The Pastons are not yet household names in the fashion of the wives of Henry VIII. Rumours of the size of the advance Castor was given nonetheless recognise that this is a work of scholarship that will catch readers’ imagination in the same way. It isn’t a book written primarily for academics: Castor is always ready to explain and inform, but she does it in a way that assumes her readers lack specialist knowledge rather than intelligence. She slips much of the information into parentheses or similar subclauses, so that even those familiar with the subject don’t feel they are being taught what they already know.
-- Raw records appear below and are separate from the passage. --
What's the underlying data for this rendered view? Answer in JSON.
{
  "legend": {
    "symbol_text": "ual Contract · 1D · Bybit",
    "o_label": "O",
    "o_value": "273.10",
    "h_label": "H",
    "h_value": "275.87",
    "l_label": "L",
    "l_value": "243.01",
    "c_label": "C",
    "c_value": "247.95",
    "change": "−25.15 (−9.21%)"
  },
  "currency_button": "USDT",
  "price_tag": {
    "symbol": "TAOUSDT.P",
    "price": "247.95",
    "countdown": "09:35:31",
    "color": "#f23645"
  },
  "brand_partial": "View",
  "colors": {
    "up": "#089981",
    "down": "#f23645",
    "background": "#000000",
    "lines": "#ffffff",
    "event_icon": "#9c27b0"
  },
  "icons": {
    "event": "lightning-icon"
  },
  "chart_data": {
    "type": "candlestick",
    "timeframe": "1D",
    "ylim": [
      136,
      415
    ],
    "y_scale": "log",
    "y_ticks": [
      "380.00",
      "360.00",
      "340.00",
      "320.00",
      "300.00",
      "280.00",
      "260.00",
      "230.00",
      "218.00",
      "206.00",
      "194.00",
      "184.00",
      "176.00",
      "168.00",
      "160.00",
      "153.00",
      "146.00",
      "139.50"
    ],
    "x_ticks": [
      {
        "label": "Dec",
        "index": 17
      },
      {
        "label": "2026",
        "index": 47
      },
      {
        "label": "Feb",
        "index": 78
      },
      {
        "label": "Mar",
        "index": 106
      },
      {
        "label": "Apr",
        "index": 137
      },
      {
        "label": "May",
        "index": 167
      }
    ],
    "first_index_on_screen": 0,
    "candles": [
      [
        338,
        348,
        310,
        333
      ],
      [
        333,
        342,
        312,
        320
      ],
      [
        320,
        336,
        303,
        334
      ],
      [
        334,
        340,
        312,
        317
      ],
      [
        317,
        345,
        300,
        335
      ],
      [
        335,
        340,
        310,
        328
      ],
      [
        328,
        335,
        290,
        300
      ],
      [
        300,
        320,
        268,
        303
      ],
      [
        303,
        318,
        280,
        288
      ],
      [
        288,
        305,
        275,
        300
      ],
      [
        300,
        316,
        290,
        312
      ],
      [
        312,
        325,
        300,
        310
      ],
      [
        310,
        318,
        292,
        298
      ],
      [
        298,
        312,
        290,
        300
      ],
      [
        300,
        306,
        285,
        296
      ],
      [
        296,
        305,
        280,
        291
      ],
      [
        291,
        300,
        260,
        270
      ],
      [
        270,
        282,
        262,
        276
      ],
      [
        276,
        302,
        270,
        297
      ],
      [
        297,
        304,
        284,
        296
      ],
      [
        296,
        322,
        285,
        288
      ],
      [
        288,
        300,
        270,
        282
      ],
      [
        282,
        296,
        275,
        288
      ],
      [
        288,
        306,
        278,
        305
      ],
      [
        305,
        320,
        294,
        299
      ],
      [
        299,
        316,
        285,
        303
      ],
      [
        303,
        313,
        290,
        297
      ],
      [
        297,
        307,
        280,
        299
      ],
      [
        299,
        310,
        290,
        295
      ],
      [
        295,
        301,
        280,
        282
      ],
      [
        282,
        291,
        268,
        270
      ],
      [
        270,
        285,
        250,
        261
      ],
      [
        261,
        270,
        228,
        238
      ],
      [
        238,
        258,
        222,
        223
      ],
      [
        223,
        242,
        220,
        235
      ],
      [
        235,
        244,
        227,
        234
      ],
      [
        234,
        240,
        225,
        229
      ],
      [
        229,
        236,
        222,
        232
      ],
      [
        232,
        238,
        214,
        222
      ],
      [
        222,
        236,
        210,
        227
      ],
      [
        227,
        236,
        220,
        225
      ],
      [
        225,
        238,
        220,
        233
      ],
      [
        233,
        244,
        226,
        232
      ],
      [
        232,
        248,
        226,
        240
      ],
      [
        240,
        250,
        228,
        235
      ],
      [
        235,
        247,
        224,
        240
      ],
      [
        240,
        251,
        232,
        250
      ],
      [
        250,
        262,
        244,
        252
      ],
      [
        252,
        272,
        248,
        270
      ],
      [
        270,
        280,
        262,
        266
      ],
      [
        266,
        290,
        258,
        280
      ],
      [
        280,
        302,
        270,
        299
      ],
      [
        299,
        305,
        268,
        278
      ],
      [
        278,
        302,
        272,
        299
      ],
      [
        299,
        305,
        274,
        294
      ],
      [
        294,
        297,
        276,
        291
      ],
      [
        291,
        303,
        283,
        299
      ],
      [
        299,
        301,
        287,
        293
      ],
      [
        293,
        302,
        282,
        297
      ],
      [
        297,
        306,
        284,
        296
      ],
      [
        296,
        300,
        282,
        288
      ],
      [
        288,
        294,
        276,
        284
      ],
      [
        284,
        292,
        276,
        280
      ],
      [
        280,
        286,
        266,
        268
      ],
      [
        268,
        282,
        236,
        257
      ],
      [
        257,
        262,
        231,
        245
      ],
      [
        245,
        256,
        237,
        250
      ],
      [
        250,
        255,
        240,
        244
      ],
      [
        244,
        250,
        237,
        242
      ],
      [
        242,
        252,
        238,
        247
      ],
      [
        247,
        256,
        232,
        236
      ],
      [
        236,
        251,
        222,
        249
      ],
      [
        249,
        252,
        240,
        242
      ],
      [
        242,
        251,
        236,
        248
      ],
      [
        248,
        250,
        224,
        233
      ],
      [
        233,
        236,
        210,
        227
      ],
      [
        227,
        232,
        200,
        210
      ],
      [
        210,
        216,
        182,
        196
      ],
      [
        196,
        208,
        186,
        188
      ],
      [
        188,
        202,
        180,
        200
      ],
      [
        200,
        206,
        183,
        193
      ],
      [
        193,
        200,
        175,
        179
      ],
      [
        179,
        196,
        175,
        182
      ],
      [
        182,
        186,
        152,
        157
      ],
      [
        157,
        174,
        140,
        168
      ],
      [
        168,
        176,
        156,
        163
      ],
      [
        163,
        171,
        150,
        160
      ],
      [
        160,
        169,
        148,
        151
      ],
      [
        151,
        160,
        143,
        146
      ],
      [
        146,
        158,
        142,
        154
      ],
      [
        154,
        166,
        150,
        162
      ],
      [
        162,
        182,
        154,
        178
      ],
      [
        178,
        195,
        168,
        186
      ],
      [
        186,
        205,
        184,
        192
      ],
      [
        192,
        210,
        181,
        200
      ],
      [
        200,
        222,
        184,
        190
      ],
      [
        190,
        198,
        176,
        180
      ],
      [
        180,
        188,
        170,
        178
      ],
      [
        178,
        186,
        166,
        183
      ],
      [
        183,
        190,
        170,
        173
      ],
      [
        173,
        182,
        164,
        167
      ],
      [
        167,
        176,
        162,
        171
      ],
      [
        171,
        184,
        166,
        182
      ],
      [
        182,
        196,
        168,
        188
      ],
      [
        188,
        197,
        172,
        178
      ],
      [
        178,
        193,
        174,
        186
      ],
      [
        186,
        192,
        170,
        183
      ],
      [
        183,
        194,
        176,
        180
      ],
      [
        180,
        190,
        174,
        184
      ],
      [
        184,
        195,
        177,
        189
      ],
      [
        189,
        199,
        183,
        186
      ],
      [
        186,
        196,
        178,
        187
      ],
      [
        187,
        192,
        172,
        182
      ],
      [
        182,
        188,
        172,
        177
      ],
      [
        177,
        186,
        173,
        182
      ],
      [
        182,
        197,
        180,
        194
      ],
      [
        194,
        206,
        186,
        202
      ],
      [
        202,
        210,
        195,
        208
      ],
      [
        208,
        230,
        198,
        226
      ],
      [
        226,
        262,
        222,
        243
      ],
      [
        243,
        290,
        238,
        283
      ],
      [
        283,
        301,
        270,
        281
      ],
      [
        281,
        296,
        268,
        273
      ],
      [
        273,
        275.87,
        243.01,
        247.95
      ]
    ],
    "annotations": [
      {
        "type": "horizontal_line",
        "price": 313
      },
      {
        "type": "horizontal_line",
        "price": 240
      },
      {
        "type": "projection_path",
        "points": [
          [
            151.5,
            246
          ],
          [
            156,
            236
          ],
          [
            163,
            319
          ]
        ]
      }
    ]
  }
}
A paragraph is devoted to larger topics such as the history and curriculum of Cambridge University, or life in the Fleet Prison under its lady warden: one of a series of redoubtable women whose careers suggest that while medieval women collectively may, in the modern cliché, have been enjoined to chastity, silence and obedience, individually they rarely attempted more than one. Castor remains faithful to the language her characters spoke and wrote, modernising spelling but not translating. She is also exceptionally good at explaining the niceties of 15th-century law as well as the complexities of family and patronage ties. This is a book that demonstrates how serious history can now achieve a generous market beyond the academy, without compromising its standards or its priorities.